# Comunicación USB usando VISUAL BASIC 2008 /PIC18f4550



## nadita (Nov 4, 2010)

Buenas!! Estoy haciendo un programa donde envío datos (caracteres) del PIC18f4550 a la PC por USB usando pulsadores, ya comprobe el correcto funcionamiento con el Hyperterminal.
Ahora quisiera es recibir los datos en VISUAL BASIC 2008, debido a que tengo que realizar una interfaz visual.

Alguien que me ayude a programar en visual basic 2008 para recibir datos por usb a un textbox.

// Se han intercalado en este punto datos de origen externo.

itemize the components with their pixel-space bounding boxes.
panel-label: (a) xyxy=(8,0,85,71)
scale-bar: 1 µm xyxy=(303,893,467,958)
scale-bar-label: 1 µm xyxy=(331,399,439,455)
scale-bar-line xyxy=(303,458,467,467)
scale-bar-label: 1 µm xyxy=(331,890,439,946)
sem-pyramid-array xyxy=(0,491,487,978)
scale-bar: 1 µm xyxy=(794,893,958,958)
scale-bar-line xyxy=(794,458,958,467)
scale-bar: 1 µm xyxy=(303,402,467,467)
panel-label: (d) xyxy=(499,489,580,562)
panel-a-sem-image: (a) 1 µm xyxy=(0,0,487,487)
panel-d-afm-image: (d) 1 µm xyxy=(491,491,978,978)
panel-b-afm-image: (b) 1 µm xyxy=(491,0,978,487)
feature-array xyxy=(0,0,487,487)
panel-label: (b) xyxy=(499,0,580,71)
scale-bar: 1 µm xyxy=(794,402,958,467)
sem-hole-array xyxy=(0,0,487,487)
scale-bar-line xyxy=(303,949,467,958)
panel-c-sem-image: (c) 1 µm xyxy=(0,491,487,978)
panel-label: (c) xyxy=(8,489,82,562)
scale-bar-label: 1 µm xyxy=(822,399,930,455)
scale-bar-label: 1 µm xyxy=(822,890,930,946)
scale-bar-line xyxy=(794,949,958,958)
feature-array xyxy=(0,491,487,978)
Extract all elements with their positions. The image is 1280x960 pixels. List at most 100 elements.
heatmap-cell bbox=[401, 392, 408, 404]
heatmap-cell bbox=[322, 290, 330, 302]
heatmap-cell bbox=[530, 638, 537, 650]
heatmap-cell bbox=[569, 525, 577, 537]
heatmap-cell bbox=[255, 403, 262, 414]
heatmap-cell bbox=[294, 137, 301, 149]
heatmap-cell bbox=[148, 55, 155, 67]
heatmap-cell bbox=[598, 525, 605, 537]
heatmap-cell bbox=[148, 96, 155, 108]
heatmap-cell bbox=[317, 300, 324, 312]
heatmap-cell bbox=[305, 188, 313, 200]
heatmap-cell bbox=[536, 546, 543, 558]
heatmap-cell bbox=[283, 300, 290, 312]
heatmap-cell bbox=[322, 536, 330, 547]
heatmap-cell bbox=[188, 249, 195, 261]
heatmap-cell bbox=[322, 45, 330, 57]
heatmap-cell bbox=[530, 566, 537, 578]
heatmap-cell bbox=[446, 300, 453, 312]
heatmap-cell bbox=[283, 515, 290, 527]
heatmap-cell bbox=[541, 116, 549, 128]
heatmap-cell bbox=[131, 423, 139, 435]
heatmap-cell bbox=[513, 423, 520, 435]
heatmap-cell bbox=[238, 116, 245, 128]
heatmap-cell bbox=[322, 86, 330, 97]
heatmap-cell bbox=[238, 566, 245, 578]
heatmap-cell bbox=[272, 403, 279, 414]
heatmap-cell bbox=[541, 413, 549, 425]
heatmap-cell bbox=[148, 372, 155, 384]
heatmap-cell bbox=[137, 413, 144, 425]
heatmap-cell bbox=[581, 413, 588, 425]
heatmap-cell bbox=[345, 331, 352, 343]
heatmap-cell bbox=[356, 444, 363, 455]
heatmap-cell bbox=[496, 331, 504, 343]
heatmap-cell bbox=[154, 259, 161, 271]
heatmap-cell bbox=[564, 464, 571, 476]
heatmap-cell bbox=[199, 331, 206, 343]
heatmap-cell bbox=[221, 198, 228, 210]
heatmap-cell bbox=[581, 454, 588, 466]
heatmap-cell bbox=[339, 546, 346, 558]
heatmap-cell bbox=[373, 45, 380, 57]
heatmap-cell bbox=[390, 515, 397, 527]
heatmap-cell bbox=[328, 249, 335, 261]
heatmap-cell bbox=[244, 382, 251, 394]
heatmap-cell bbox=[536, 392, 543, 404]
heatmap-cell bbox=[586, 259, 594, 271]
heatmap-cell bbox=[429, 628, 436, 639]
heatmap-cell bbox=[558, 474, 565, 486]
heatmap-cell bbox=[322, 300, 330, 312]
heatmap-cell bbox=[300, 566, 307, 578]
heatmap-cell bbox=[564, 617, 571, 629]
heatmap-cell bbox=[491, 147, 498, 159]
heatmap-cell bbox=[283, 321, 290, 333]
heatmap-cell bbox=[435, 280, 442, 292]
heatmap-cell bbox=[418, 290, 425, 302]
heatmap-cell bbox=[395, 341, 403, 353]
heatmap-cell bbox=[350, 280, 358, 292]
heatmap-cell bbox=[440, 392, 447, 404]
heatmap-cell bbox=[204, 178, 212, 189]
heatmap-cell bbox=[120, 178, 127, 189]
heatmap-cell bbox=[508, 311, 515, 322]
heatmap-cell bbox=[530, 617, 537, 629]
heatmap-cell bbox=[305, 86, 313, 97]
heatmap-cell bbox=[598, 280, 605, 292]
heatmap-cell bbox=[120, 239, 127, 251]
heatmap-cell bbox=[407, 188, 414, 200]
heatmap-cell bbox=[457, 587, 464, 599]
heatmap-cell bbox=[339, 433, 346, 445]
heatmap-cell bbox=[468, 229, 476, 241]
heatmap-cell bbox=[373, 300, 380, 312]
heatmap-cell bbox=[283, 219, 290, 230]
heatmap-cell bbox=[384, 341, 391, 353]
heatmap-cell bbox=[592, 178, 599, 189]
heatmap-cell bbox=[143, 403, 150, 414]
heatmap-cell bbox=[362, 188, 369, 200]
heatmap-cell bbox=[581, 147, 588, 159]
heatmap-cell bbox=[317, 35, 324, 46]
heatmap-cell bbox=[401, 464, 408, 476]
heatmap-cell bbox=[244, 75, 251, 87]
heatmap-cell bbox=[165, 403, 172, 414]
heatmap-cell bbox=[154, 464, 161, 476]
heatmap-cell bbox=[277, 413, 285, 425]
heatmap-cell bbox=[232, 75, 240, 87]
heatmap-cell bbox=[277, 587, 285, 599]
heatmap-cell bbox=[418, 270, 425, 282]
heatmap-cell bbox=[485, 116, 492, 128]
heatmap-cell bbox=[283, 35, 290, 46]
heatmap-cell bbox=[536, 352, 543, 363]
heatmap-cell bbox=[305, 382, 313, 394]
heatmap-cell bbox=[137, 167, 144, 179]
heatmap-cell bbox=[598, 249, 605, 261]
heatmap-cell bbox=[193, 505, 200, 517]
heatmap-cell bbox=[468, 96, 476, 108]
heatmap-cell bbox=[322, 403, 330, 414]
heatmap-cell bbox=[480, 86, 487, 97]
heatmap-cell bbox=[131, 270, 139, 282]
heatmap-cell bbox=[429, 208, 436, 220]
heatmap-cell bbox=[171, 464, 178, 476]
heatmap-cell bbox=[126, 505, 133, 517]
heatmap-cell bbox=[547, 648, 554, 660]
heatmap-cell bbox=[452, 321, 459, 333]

Realmente ni se que debería de colocar o donde se configura la velocidad o el protocolo a utilizar....Gracias, espero su pronta respuesta....


----------



## ByAxel (Nov 4, 2010)

Usaste el Hyperterminal? supongo que estas usando CDC para comunicarte por USB, si ese es el caso es fácil; busca en el foro temas relacionados a la comunicación por el puerto serie "Serial port" con Visual Studio.
Control de dispositivos a través del módulo USB del PIC18F2550


----------



## nadita (Nov 4, 2010)

pero hablan es del puerto serial y no del puerto usb...


----------



## ByAxel (Nov 4, 2010)

Es ese tema es full USB hay ejemplos con HID y CDC, también una parte donde integran el *.dll generado con el EasyHID para usarlo desde el VS2008, solo busca... Pero ya te digo que el HID es complicado por eso dije como usaste el Hyperterminal entonces estas simulando un puerto serie por USB a eso se llama CDC y es más fácil de controlar con el control "SerialPort" del VS2008.

Es así? que acá no somos adivinos; da la mayor información posible sobre lo que buscas hacer y ya veremos...

saludos.


----------



## jnatera (Mar 31, 2012)

Tambien sirve para visual estudio 2010, no hay problema si se hace tanto en 2008 lo mismo en 2010??


----------